The new capability offers a roadmap towards scalable quantum devices with unparalleled performance and capabilities and holds the promise of transforming technologies in ways hard to imagine.

Project co-supervisor, Professor David Jamieson, from the University of Melbourne, said: “Our technique opens the path to reliable quantum computers that promise step changes across society, including in artificial intelligence, secure data and communications, vaccine and drug design, and energy use, logistics and manufacturing.

“Now that we can produce extremely pure silicon-28, our next step will be to demonstrate that we can sustain quantum coherence for many qubits simultaneously. 

“A reliable quantum computer with just 30 qubits would exceed the power of today's supercomputers for some applications,”

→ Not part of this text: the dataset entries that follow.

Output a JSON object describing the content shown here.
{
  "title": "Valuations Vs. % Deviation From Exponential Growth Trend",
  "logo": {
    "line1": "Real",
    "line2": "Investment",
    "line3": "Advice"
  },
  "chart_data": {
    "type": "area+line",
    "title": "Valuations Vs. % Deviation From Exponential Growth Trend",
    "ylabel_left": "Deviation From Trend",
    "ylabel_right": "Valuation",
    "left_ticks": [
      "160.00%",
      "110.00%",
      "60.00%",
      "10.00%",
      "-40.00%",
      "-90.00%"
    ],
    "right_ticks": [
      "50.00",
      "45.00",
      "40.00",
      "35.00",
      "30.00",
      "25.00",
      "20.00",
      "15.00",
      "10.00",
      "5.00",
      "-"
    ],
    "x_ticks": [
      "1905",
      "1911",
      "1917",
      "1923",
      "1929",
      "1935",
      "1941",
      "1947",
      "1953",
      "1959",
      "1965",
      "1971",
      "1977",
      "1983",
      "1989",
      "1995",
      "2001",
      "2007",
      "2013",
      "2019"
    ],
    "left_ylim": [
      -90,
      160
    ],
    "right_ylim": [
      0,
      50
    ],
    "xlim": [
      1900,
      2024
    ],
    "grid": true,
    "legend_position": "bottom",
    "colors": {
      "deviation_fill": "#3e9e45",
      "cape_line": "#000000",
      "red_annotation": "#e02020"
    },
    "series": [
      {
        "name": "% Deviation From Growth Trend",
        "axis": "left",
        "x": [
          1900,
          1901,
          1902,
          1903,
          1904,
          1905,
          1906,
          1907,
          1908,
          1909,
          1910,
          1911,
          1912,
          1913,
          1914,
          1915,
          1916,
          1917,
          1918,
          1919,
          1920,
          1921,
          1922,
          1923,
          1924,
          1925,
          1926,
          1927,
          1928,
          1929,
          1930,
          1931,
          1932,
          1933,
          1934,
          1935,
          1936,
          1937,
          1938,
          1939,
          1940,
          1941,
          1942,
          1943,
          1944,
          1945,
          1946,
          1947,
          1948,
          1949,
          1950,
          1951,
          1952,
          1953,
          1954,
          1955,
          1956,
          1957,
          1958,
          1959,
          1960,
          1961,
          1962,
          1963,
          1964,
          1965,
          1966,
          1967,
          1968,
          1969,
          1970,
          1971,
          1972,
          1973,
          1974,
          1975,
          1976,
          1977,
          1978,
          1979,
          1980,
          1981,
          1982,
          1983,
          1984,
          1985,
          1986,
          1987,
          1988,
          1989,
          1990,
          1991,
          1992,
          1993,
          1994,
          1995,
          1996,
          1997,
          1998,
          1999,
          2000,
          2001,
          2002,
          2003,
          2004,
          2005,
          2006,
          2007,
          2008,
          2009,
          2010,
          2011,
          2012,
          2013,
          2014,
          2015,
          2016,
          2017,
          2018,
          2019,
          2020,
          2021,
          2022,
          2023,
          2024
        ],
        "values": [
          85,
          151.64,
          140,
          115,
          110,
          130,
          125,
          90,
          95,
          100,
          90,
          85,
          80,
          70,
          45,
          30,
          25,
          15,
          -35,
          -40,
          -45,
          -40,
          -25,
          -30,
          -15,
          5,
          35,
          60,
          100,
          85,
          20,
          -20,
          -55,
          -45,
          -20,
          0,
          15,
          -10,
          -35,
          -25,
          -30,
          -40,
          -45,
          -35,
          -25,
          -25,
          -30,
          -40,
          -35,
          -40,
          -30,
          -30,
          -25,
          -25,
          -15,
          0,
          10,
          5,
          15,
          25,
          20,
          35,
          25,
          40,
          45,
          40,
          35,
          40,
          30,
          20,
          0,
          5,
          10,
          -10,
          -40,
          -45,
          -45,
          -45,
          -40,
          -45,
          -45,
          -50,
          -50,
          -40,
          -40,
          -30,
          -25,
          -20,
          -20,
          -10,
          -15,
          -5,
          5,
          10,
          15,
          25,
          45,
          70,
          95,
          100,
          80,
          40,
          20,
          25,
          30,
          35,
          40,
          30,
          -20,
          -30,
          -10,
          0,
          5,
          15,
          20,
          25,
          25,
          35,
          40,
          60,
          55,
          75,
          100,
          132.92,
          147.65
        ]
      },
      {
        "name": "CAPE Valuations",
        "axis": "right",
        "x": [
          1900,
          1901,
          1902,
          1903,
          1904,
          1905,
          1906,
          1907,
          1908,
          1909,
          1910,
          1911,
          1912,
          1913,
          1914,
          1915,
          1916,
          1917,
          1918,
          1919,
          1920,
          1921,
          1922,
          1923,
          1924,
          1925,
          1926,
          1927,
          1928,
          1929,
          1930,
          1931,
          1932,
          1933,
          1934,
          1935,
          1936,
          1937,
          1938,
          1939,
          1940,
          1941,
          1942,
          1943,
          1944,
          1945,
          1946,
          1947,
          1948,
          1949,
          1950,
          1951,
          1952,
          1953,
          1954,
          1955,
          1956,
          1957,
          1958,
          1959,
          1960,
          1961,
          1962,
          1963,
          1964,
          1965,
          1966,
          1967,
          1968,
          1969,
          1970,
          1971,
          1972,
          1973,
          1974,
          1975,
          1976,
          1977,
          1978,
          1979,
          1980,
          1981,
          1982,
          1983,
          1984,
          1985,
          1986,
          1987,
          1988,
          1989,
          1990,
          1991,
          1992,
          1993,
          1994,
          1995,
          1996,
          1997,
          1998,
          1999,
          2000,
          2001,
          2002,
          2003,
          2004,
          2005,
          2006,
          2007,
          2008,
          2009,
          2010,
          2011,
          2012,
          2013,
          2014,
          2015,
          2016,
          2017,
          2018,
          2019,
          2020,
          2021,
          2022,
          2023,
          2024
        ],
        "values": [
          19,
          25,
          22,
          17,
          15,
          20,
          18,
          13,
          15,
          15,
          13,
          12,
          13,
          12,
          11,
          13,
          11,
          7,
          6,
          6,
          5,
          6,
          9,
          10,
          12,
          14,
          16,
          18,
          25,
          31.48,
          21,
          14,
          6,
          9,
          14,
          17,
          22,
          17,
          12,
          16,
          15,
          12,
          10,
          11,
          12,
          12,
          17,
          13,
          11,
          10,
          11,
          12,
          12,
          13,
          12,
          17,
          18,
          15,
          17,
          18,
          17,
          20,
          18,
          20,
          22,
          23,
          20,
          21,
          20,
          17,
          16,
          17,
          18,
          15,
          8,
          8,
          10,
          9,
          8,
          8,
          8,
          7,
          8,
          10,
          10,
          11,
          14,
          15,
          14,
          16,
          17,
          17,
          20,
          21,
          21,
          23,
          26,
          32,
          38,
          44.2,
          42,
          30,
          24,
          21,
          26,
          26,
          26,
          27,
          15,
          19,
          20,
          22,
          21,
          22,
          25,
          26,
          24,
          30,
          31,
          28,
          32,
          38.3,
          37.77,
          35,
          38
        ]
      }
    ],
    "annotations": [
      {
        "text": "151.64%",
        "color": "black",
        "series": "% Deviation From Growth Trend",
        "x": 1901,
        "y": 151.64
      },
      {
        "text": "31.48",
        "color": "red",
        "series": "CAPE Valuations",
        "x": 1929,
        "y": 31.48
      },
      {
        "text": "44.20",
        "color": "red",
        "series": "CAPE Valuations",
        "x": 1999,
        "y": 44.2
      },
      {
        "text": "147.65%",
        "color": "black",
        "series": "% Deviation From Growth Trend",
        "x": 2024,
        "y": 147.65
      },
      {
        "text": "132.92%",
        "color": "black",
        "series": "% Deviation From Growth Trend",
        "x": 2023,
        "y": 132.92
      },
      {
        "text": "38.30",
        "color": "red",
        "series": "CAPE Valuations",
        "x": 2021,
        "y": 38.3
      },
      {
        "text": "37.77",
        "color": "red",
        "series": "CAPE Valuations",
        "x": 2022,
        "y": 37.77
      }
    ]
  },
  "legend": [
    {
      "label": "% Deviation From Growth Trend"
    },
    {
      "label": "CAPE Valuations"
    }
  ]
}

What is quantum computing and how does it work?
All computers operate using electrons. As well as having a negative charge, electrons have another property known as ‘spin’, which is often compared to a spinning top.

The combined spin of the electrons inside a computer’s memory can create a magnetic field. The direction of this magnetic field can be used to create a code where one direction is called ‘0’ and the other direction is called ‘1’. This then allows us to use a number system that only uses 0 and 1 to give instructions to the computer. Each 0 or 1 is called a bit.

In a quantum computer, rather than the combined effect of the spin of many millions of electrons, we can use the spin of single electrons, moving from working in the ‘classical’ world to the ‘quantum’ world; from using ‘bits’ to ‘qubits’.

While classical computers do one calculation after another, quantum computers can do all the calculations at the same time allowing them to process vast amounts of information and perform very complex calculations at an unrivalled speed.